Belakangan ini masyarakat Indonesia sedang disibukkan dengan penantian pemenuhan janji-janji para pimpinan negara yang telah menyatakan akan memberantas korupsi sampai ke akar-akarnya. Partai besar pemenang pemilu dan pilpres dahulu menjanjikan untuk benar-benar konsekuen memerangi korupsi itu, tapi belakangan ia diterpa masalah dari dalam dirinya sendiri. Kadernya diduga melakukan tindakan tercela berkenaan soal fulus (uang) dan “kabur” ke negeri jiran dan belum ingin pulang. Kawan sejawatnya yang semula diisukan sebagai tim penjemput berubah menjadi tim penengok. Bertemu orangnya tapi tidak kuasa mengajaknya pulang ke kampung sendiri. Lalu bermacam alasanpun diluncurkan untuk mengatasi “hutang janji” yang pernah dikeluarkan.
Dalam bahasa Arab, janji disebut al-‘ahd. Menurut syariat Islam, janji merupakan akad (ikatan) yang wajib dipenuhi dan ditepati sesuai dengan kesepakatan kedua pihak yang mengadakan akad perjanjian, baik mengenai waktu maupun batang yang dijanjikan.
Dalam Al Qur’an, di samping terdapat ayat-ayat yang memerintahkan agar memenuhi janji, juga terdapat ayat-ayat yang memberikan sanksi terhadap orang-orang yang mengingkari janji, antara lain. “Sesungguhnya orang-orang yang menukar janjinya (dengan) Allah Swt dan sumpah-sumpah mereka dengan harga yang sedikit, mereka itu tidak mendapat bagian pahala di akhirat, dan Allah tidak akan berkata-kata dengan mereka dan tidak akan melihat mereka pada Hari Kiamat dan tidak pula akan mensucikan mereka. Bagi mereka azab yang pedih.” (Qs. Ali Imran ayat 77)

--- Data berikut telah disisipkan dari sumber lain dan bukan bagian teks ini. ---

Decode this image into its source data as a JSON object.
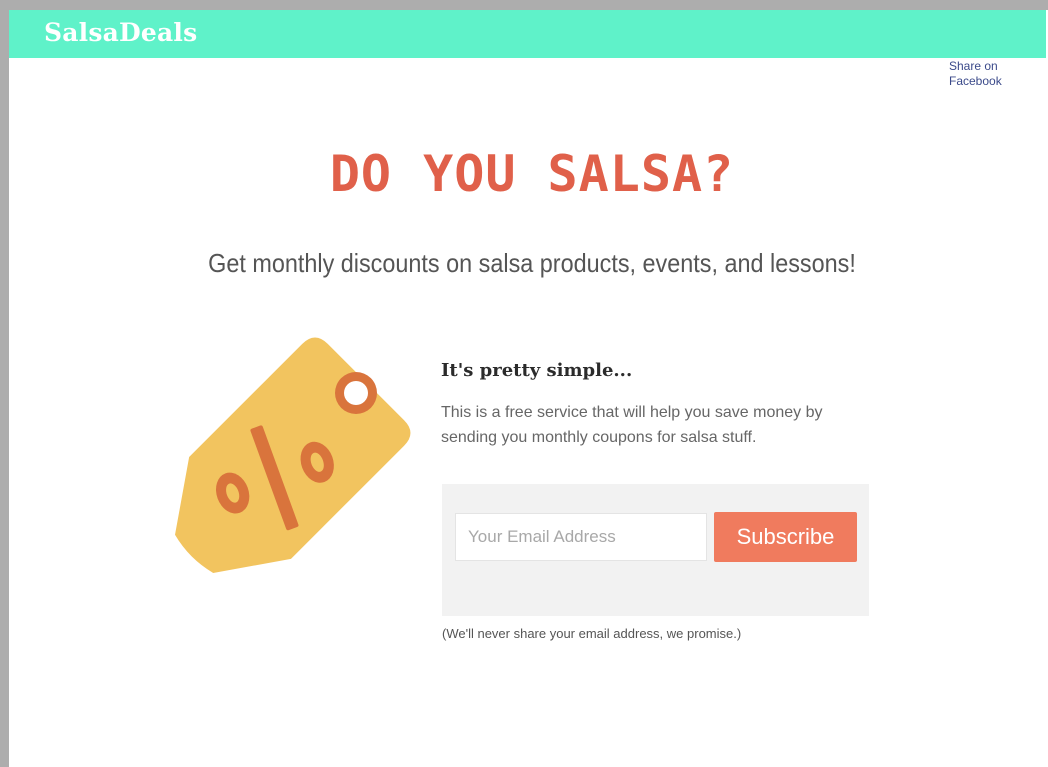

Dalam hadis ditegaskan, “Dari Abdullah ibn ‘Umar, dari Nabi Saw beliau bersabda, “Barangsiapa yang pada dirinya terdapat empat perangai, maka dia adalah munafik ... sehingga dia meninggalkannya, yaitu (1) apabila berbicara ia berdusta, (2) apabila menjanjikan (sesuatu) ia tidak menepatinya, dan (3) apabila mengadakan perjanjian, ia mengingkarinya, dan (4) apabila bertikai ia berlebih-lebihan.” (HR Al-Bukhariy).

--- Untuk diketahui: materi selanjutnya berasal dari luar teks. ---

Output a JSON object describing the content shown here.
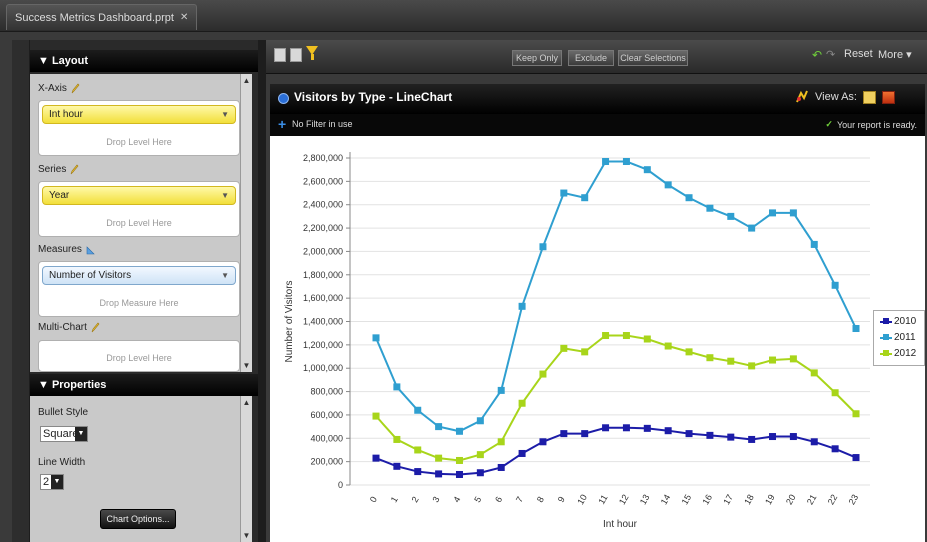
{
  "document_tab": {
    "title": "Success Metrics Dashboard.prpt",
    "close_icon": "close-icon"
  },
  "layout_panel": {
    "header": "▼ Layout",
    "xaxis": {
      "label": "X-Axis",
      "value": "Int hour",
      "drop_hint": "Drop Level Here"
    },
    "series": {
      "label": "Series",
      "value": "Year",
      "drop_hint": "Drop Level Here"
    },
    "measures": {
      "label": "Measures",
      "value": "Number of Visitors",
      "drop_hint": "Drop Measure Here"
    },
    "multichart": {
      "label": "Multi-Chart",
      "drop_hint": "Drop Level Here"
    }
  },
  "properties_panel": {
    "header": "▼ Properties",
    "bullet_style": {
      "label": "Bullet Style",
      "value": "Square"
    },
    "line_width": {
      "label": "Line Width",
      "value": "2"
    },
    "chart_options": "Chart Options..."
  },
  "toolbar": {
    "keep_only": "Keep Only",
    "exclude": "Exclude",
    "clear_selections": "Clear Selections",
    "reset": "Reset",
    "more": "More ▾"
  },
  "chart_header": {
    "title": "Visitors by Type - LineChart",
    "view_as": "View As:",
    "filter_text": "No Filter in use",
    "ready_text": "Your report is ready."
  },
  "colors": {
    "s2010": "#1c1ca8",
    "s2011": "#2f9fd0",
    "s2012": "#a8d51a"
  },
  "chart_data": {
    "type": "line",
    "xlabel": "Int hour",
    "ylabel": "Number of Visitors",
    "ylim": [
      0,
      2800000
    ],
    "yticks": [
      "0",
      "200,000",
      "400,000",
      "600,000",
      "800,000",
      "1,000,000",
      "1,200,000",
      "1,400,000",
      "1,600,000",
      "1,800,000",
      "2,000,000",
      "2,200,000",
      "2,400,000",
      "2,600,000",
      "2,800,000"
    ],
    "x": [
      "0",
      "1",
      "2",
      "3",
      "4",
      "5",
      "6",
      "7",
      "8",
      "9",
      "10",
      "11",
      "12",
      "13",
      "14",
      "15",
      "16",
      "17",
      "18",
      "19",
      "20",
      "21",
      "22",
      "23"
    ],
    "legend_position": "right",
    "series": [
      {
        "name": "2010",
        "values": [
          230000,
          160000,
          115000,
          95000,
          90000,
          105000,
          150000,
          270000,
          370000,
          440000,
          440000,
          490000,
          490000,
          485000,
          465000,
          440000,
          425000,
          410000,
          390000,
          415000,
          415000,
          370000,
          310000,
          235000
        ]
      },
      {
        "name": "2011",
        "values": [
          1260000,
          840000,
          640000,
          500000,
          460000,
          550000,
          810000,
          1530000,
          2040000,
          2500000,
          2460000,
          2770000,
          2770000,
          2700000,
          2570000,
          2460000,
          2370000,
          2300000,
          2200000,
          2330000,
          2330000,
          2060000,
          1710000,
          1340000
        ]
      },
      {
        "name": "2012",
        "values": [
          590000,
          390000,
          300000,
          230000,
          210000,
          260000,
          370000,
          700000,
          950000,
          1170000,
          1140000,
          1280000,
          1280000,
          1250000,
          1190000,
          1140000,
          1090000,
          1060000,
          1020000,
          1070000,
          1080000,
          960000,
          790000,
          610000
        ]
      }
    ]
  }
}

Ada sebuah ungkapan yang menyatakan bahwa janji adalah hutang (al wa’du dainun). Hutang tidak selalu berarti uang atau barang. Realitanya memang hampir selalu demikian. Orang yang berjanji berarti orang itu sedang berhutang sampai janjinya dipenuhi. Makin banyak orang membuat janji, makin banyak pula hutang yang harus dilunasinya. Orang yang banyak janji biasanya tidak terlalu tenang menjalani hidup. Apalagi jika janjinya adalah sesuatu hal yang besar atau berat. Dalam Islam ada sebuah janji yang wajib dipenuhi, yaitu nadzar, sepanjang bukan untuk berbuat maksiat. Nadzar wajib dipenuhi karena ia adalah janji kepada Allah Swt secara suka rela. Karenanya sebaiknya seseorang tidak terlalu mudah membuat nadzar, kecuali untuk meneguhkan niat bagi suatu hal yang besar yang mendatangkan manfaat bagi dirinya atau bagi orang lain.
Pada musim kampanye Pemilukada hampir tak bisa dihindari para kandidat akan membuat janji-janji, baik dinyatakan secara terus terang atau yang berpura-pura menggunakan istilah lain. Semakin banyak janji yang diutarakan berarti makin banyak hutang yang kelak harus dipenuhinya. Konstituen (pendukung) dan audiens umumnya akan mencatat janji apa saja yang dilontarkan dan kelak mereka akan menagih realisasinya.
Nah pengalaman yang terjadi, realisasi tidak sebanyak janji-janji. Akhirnya ada kecenderungan untuk mengelak dari tuntutan (sebagiannya) dengan dusta dan yang jelas ia telah berbuat ingkar. Orang demikian secara tidak sadar menjurus menjadi munafik yang diantara tanda-tandanya adalah bila berkata berdusta dan bila berjanji mengingkari. Karena dalam kampanye janji nyaris tidak bisa dihindari tentu harus dipilih janji yang paling mungkin untuk ditepati. Tidak boleh orang berjanji sekaligus berniat untuk mengingkari. Ia berjanji sekadar untuk gengsi.
Padahal ayat dan hadis yang disebutkan di atas dengan tegas memberikan sanksi kepada orang-orang yang mengingkari janji, baik janji kepada Allah maupun janji kepada sesama manusia, sanksi azab di akhirat maupun sanksi di dunia.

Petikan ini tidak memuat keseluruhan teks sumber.